Pour ne plus froisser Bamako et pour tenter d’obtenir l’ouverture de négociations, les élites du MNLA ont quasiment supprimé le mot « indépendance » du texte et sont revenues à une expression bien connue, dans le nord du Mali, celle du « droit à l’autodétermination ».

 

  Ainsi, le MNLA réclame son droit à l’autodétermination, ce qui veut dire, pour l’émissaire Ibrahim Ag Assaleh, reçu par le président Blaise Compaoré et joint par RFI « avoir le droit à la santé, à l’éducation et avoir aussi ses propres moyens de gouvernance sur son propre territoire, mais un territoire qui pourrait – pourquoi pas – être sous la tutelle de Bamako », et il ajoute : « Ce sera à la communauté internationale et aux autorités de transition maliennes de nous proposer un statut juridique qui convienne à nos aspirations. »

 

Divisions au sein du MNLA

 

  Un cadre du MNLA joint dans l’après-midi, par RFI, admettait qu’« il y a des divisions au sein du mouvement, sur cette question d’indépendance » et qu’il a fallu des semaines de discussions pour en arriver là.
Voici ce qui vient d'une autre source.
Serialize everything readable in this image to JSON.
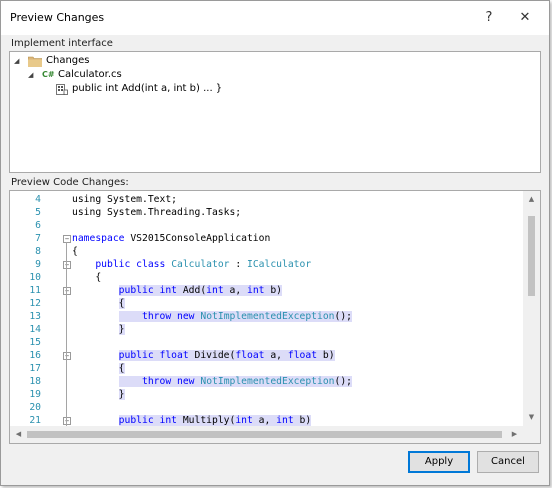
{
  "window": {
    "title": "Preview Changes",
    "help": "?",
    "close": "✕"
  },
  "section1": {
    "label": "Implement interface"
  },
  "tree": {
    "root": "Changes",
    "file": "Calculator.cs",
    "file_badge": "C#",
    "member": "public int Add(int a, int b) ... }"
  },
  "section2": {
    "label": "Preview Code Changes:"
  },
  "code": {
    "lines": [
      {
        "num": "4",
        "fold": "",
        "tokens": [
          [
            "",
            "using System.Text;"
          ]
        ]
      },
      {
        "num": "5",
        "fold": "",
        "tokens": [
          [
            "",
            "using System.Threading.Tasks;"
          ]
        ]
      },
      {
        "num": "6",
        "fold": "",
        "tokens": []
      },
      {
        "num": "7",
        "fold": "−",
        "tokens": [
          [
            "kw",
            "namespace"
          ],
          [
            "",
            " VS2015ConsoleApplication"
          ]
        ]
      },
      {
        "num": "8",
        "fold": "",
        "tokens": [
          [
            "",
            "{"
          ]
        ]
      },
      {
        "num": "9",
        "fold": "−",
        "tokens": [
          [
            "",
            "    "
          ],
          [
            "kw",
            "public class"
          ],
          [
            "",
            " "
          ],
          [
            "ty",
            "Calculator"
          ],
          [
            "",
            " : "
          ],
          [
            "ty",
            "ICalculator"
          ]
        ]
      },
      {
        "num": "10",
        "fold": "",
        "tokens": [
          [
            "",
            "    {"
          ]
        ]
      },
      {
        "num": "11",
        "fold": "−",
        "tokens": [
          [
            "",
            "        "
          ],
          [
            "kw hl",
            "public int"
          ],
          [
            "hl",
            " Add("
          ],
          [
            "kw hl",
            "int"
          ],
          [
            "hl",
            " a, "
          ],
          [
            "kw hl",
            "int"
          ],
          [
            "hl",
            " b)"
          ]
        ]
      },
      {
        "num": "12",
        "fold": "",
        "tokens": [
          [
            "",
            "        "
          ],
          [
            "hl",
            "{"
          ]
        ]
      },
      {
        "num": "13",
        "fold": "",
        "tokens": [
          [
            "",
            "        "
          ],
          [
            "hl",
            "    "
          ],
          [
            "kw hl",
            "throw new"
          ],
          [
            "hl",
            " "
          ],
          [
            "ty hl",
            "NotImplementedException"
          ],
          [
            "hl",
            "();"
          ]
        ]
      },
      {
        "num": "14",
        "fold": "",
        "tokens": [
          [
            "",
            "        "
          ],
          [
            "hl",
            "}"
          ]
        ]
      },
      {
        "num": "15",
        "fold": "",
        "tokens": []
      },
      {
        "num": "16",
        "fold": "−",
        "tokens": [
          [
            "",
            "        "
          ],
          [
            "kw hl",
            "public float"
          ],
          [
            "hl",
            " Divide("
          ],
          [
            "kw hl",
            "float"
          ],
          [
            "hl",
            " a, "
          ],
          [
            "kw hl",
            "float"
          ],
          [
            "hl",
            " b)"
          ]
        ]
      },
      {
        "num": "17",
        "fold": "",
        "tokens": [
          [
            "",
            "        "
          ],
          [
            "hl",
            "{"
          ]
        ]
      },
      {
        "num": "18",
        "fold": "",
        "tokens": [
          [
            "",
            "        "
          ],
          [
            "hl",
            "    "
          ],
          [
            "kw hl",
            "throw new"
          ],
          [
            "hl",
            " "
          ],
          [
            "ty hl",
            "NotImplementedException"
          ],
          [
            "hl",
            "();"
          ]
        ]
      },
      {
        "num": "19",
        "fold": "",
        "tokens": [
          [
            "",
            "        "
          ],
          [
            "hl",
            "}"
          ]
        ]
      },
      {
        "num": "20",
        "fold": "",
        "tokens": []
      },
      {
        "num": "21",
        "fold": "−",
        "tokens": [
          [
            "",
            "        "
          ],
          [
            "kw hl",
            "public int"
          ],
          [
            "hl",
            " Multiply("
          ],
          [
            "kw hl",
            "int"
          ],
          [
            "hl",
            " a, "
          ],
          [
            "kw hl",
            "int"
          ],
          [
            "hl",
            " b)"
          ]
        ]
      }
    ]
  },
  "buttons": {
    "apply": "Apply",
    "cancel": "Cancel"
  },
  "colors": {
    "keyword": "#0000ff",
    "type": "#2b91af",
    "added_highlight": "#dcdcf8",
    "line_number": "#2b91af"
  },
  "icons": {
    "root": "folder-icon",
    "file": "csharp-file-icon",
    "member": "method-icon"
  }
}
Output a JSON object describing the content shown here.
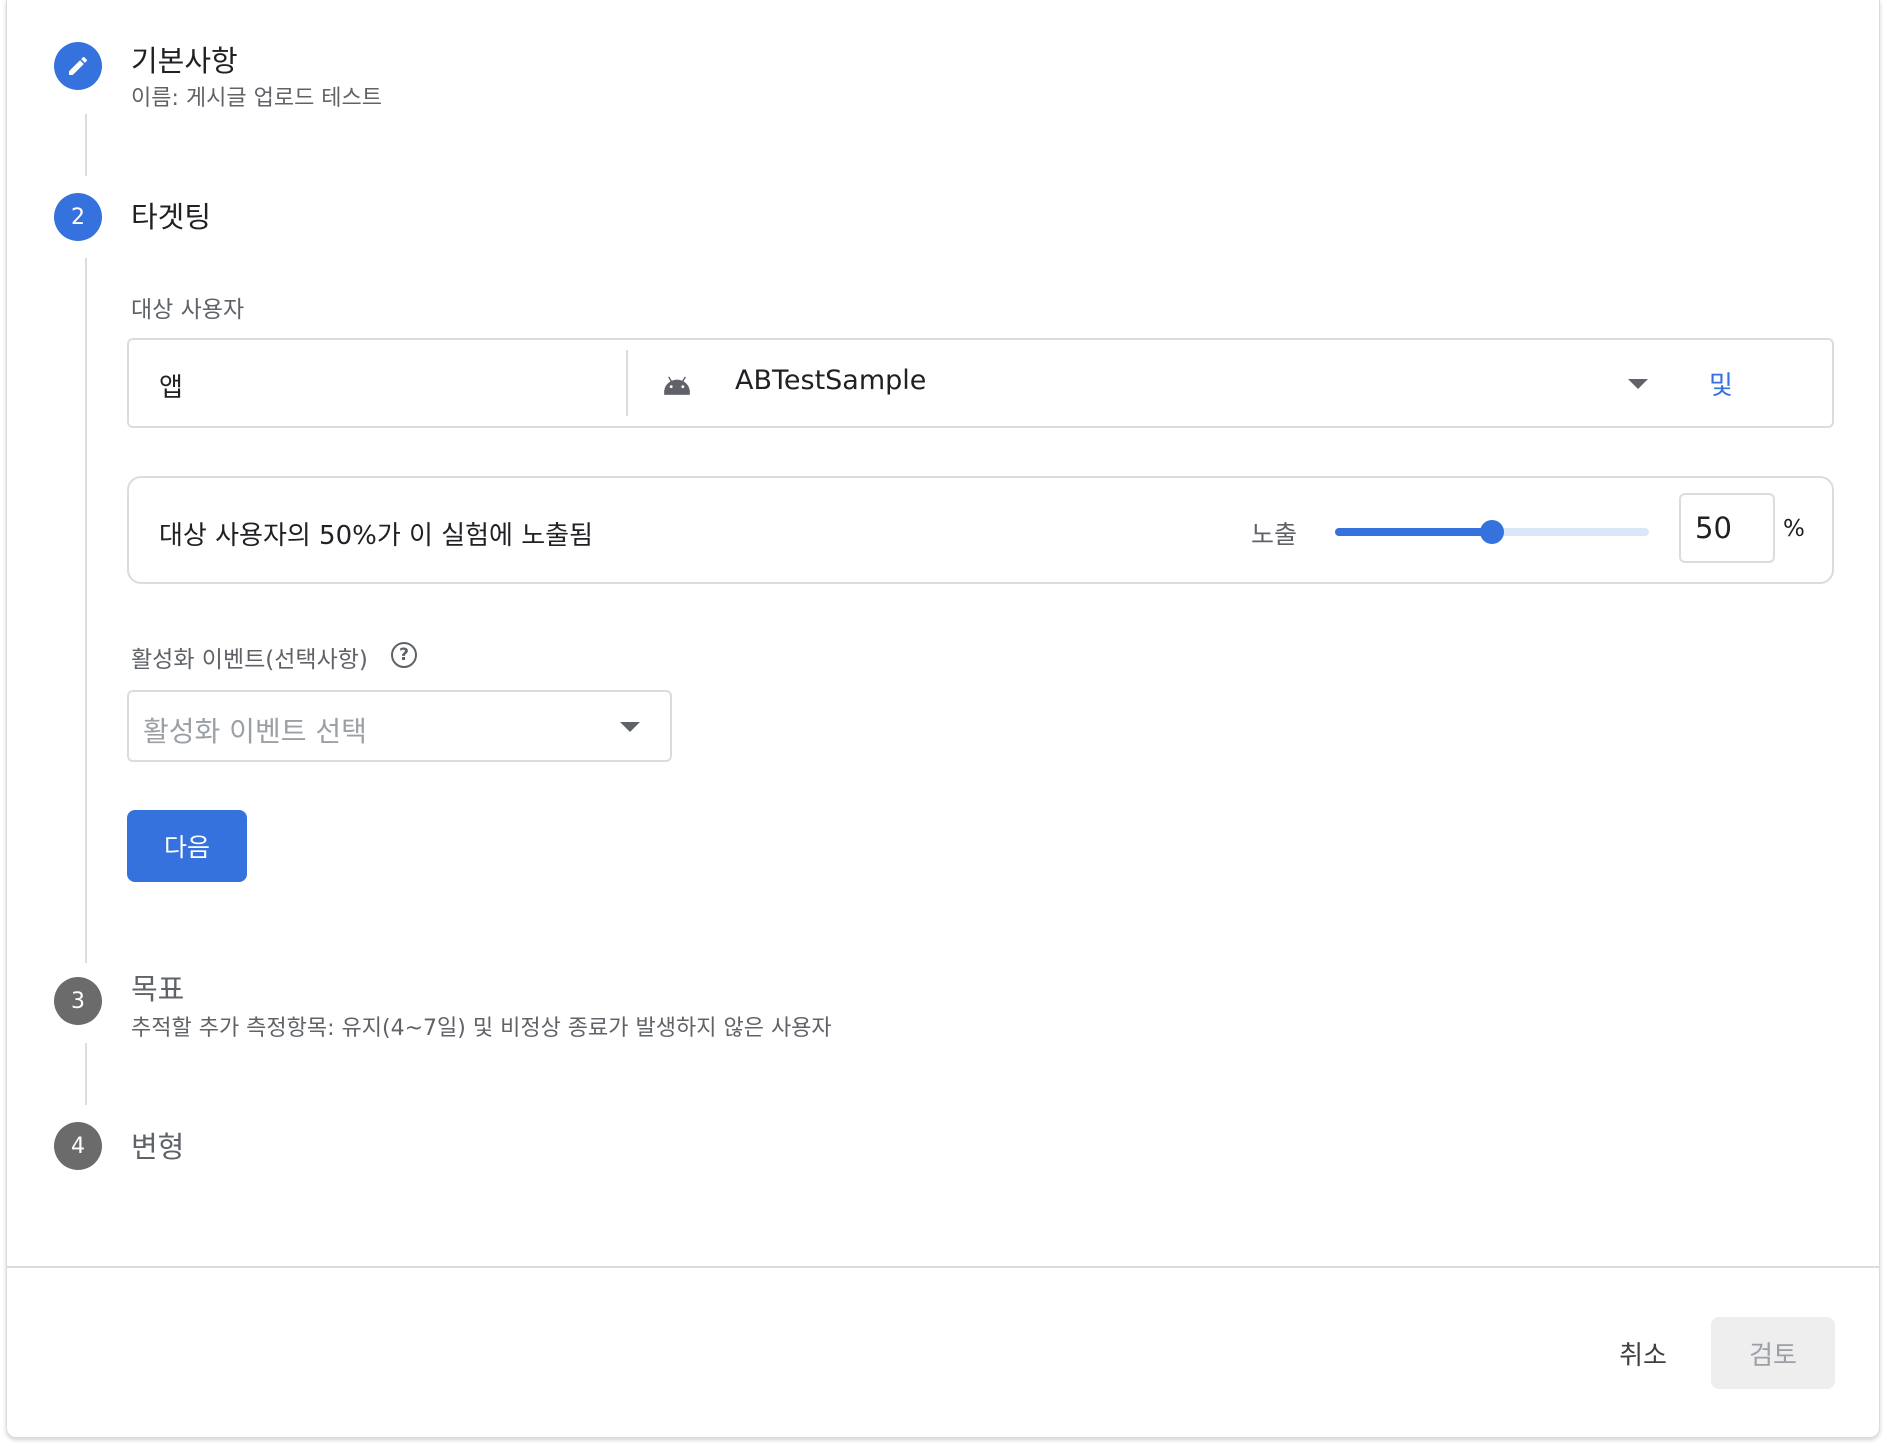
{
  "steps": [
    {
      "title": "기본사항",
      "subtitle": "이름: 게시글 업로드 테스트"
    },
    {
      "number": "2",
      "title": "타겟팅"
    },
    {
      "number": "3",
      "title": "목표",
      "subtitle": "추적할 추가 측정항목: 유지(4~7일) 및 비정상 종료가 발생하지 않은 사용자"
    },
    {
      "number": "4",
      "title": "변형"
    }
  ],
  "targeting": {
    "audience_label": "대상 사용자",
    "app_label": "앱",
    "app_name": "ABTestSample",
    "and_link": "및",
    "exposure_text": "대상 사용자의 50%가 이 실험에 노출됨",
    "exposure_label": "노출",
    "exposure_value": "50",
    "exposure_percent_fraction": 0.5,
    "percent_sign": "%",
    "activation_label": "활성화 이벤트(선택사항)",
    "activation_placeholder": "활성화 이벤트 선택",
    "next_button": "다음"
  },
  "footer": {
    "cancel": "취소",
    "review": "검토"
  },
  "icons": {
    "step1": "pencil-icon",
    "app": "android-icon",
    "help": "help-circle-icon"
  },
  "colors": {
    "accent": "#3572dd",
    "step_inactive": "#6b6b6b"
  }
}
Selon un autre leader du mouvement, il leur a fallu également demander « l’aide d’experts internationaux » qui leur ont apporté leur « savoir faire en matière de droit international et de négociations ». Il est vrai qu’en plus de cette plateforme politique, les cadres du MNLA ont préparé deux autres documents, pour le moment confidentiels, qui regroupent les arguments pour revendiquer l’autodétermination.

 

  Ce n’est pas la première fois que le MNLA évoque l’autodétermination. Depuis plusieurs mois déjà, la rébellion touareg ne brandissait plus l’indépendance comme revendication catégorique. Ce qui est nouveau, c’est que l’autodétermination figure dans cette plateforme politique, qu’elle soit remise au médiateur de la Cédéao et que celui-ci s’en fasse le porte-parole. En effet, en parlant d’autodétermination, le MNLA redevient un interlocuteur acceptable pour la communauté internationale. Selon un expert du dossier, joint par RFI, ce positionnement est stratégique. Pour lui « le MNLA est aujourd’hui remis en selle, avec la bienveillance de la communauté internationale, pour devenir les bras armés d’une intervention militaire ».

 

Allier «préparation militaire» et «dialogue»

 

  Lors d’une réunion, ce lundi 8 octobre, à Dakar, des chefs de mission de la paix de l’ONU en Afrique de l’Ouest, il a été question de la situation au Mali après, notamment, les pourparlers de Ouagadougou entre des représentants du MNLA et le président burkinabè Blaise Compaoré. A l’issue de la réunion de Dakar, le responsable de l’ONU en Afrique de l’Ouest, Saïd Djinnit, a déclaré à la presse que le dialogue peut aller de pair avec la préparation d’une opération militaire.

 

  «Il y aura une approche double, à savoir, préparer les dialogues mais, pendant ce temps et parallèlement, monter en puissance la force ouest-africaine en attente» a declar é Saïd Djinnit, responsable de l’ONU en Afrique de l’Ouest

 

  Reste à savoir maintenant comment Bamako recevra le message du MNLA qui semble renoncer à l’indépendance du Nord. Les autorités maliennes n’ont toujours pas mandaté de délégation officielle pour entamer des négociations avec des groupes armés du Nord.

 

Par Ursula Soares

 

Le droit à l’autodétermination

 

   Le principe de l’autodétermination a été introduit, en droit international et en diplomatie, après la Seconde Guerre mondiale, avec la charte des Nations unies. C’est ce qui a permis, dans les années 60 et 70, aux peuples colonisés de devenir indépendants. Depuis, plusieurs chartes ou déclarations, notamment de l’Union africaine, ont considéré que le droit à l’autodétermination était un droit inaliénable. Les peuples peuvent disposer d’eux-mêmes et, en vertu de ce droit, ils peuvent déterminer librement leur statut politique, social, économique et culturel.

 

 L’autodétermination est souvent perçue, à tort, comme synonyme d’indépendance parce qu’il est vrai que son principe se heurte au concept de l’intégrité territoriale. D’ailleurs, la charte des Nations unies n’interprète pas le droit à l’autodétermination comme une autorisation ou un encouragement à démembrer ou compromettre l’intégrité du territoire ou l’unité politique d’Etats souverains. Il existe, en tout cas, en dehors de l’indépendance, de nombreuses formules ou combinaisons qui permettent à des populations de s’auto-gouverner et de s’auto-administrer : la décentralisation, l’autonomie, la fédération comme au Nigeria, en Allemagne et en Russie ou encore la libre association des peuples comme en Suisse.